In each case, there is a deletion of the adjective "ancien" and the substitution of another adjective. Deep structure is identical, but in the case of "vieux" the surface-structure rules of French require a change in position of the adjective.

Under the proposal, these two substitutions must be encoded differently:

un château <subst><del>ancien</del> <add>croulant</add><subst>

un <substJoin target="a1 d1"/><add xml:id="a1">vieux</add> château <del xml:id="d1">croulant</del>

There are serious disadvantages to this: the encoding is more complicated, you can't take advantage of having a single XML element (<subst>) as a basis for rendering/indexing/processing, you can't handle or group the two kinds of cases together without a lot of extra back-end programming, etc.

Granted the problem with allowing non-whitespace text as a child of <subst>, would it cause harm to allow <seg> as a child so that this would at least be possible?

un <subst><add>vieux</add> <seg>château</seg> <del>ancien</del></subst>

Original comment by: @DavidSewell

TEITechnicalCouncil commented 12 years ago

Now replaced by 3393244

Original comment by: @lb42

TEITechnicalCouncil commented 12 years ago

Original comment by: @lb42

TEITechnicalCouncil commented 12 years ago

Original comment by: @gabrielbodard

TEITechnicalCouncil commented 12 years ago

Reopened.
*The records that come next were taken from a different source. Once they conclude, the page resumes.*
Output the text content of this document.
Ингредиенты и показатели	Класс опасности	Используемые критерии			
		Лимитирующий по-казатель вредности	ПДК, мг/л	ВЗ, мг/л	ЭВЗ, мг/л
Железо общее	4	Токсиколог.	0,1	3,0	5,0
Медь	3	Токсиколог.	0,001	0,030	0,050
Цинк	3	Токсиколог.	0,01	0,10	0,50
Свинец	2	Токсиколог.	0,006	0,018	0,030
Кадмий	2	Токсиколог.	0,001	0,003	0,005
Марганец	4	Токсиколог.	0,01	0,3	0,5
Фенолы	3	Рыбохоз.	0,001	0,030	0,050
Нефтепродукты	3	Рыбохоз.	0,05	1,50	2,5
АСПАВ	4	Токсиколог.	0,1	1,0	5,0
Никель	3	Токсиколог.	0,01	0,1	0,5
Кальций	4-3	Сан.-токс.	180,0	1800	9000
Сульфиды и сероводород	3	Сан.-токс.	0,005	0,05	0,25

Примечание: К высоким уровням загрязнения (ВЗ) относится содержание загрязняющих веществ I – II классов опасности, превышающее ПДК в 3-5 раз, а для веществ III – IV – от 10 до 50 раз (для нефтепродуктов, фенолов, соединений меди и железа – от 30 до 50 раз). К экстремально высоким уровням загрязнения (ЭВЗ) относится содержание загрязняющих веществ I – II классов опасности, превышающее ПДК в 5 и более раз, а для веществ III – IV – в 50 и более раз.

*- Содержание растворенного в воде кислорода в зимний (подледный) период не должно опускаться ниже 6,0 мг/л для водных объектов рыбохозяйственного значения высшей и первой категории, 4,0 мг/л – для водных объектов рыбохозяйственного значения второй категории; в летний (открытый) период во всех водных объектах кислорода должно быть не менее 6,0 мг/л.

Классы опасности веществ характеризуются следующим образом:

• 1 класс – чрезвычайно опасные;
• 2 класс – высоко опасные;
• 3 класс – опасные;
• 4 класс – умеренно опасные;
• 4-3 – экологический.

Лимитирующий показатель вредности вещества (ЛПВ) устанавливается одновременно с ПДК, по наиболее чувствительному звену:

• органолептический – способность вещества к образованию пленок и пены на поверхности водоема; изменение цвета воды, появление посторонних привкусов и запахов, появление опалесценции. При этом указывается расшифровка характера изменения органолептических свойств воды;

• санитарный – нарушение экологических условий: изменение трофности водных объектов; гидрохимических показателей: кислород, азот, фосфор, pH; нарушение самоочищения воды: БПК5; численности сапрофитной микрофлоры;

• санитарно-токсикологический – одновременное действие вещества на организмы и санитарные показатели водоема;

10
Implementation of <substJoin/> is still needed.

Original comment by: @gabrielbodard

TEITechnicalCouncil commented 12 years ago

Lou argues that <substJoin/> is mis-named. Other suggestions?

Original comment by: @jamescummings

TEITechnicalCouncil commented 12 years ago

Original comment by: @gabrielbodard

TEITechnicalCouncil commented 12 years ago

Council eventually decided that a) we should change content model of subst tpo permit only add, del, and milestoneLike elements b) we should propose new standoff element to combine interventions functioning as a group (substJoin, or LB proposes combine)

Original comment by: @lb42

TEITechnicalCouncil commented 12 years ago

Original comment by: @lb42

TEITechnicalCouncil commented 12 years ago

Original comment by: @gabrielbodard

TEITechnicalCouncil commented 12 years ago

All done. I've also removed the <remark> on the count of adds and dels that Council agreed was now redundant.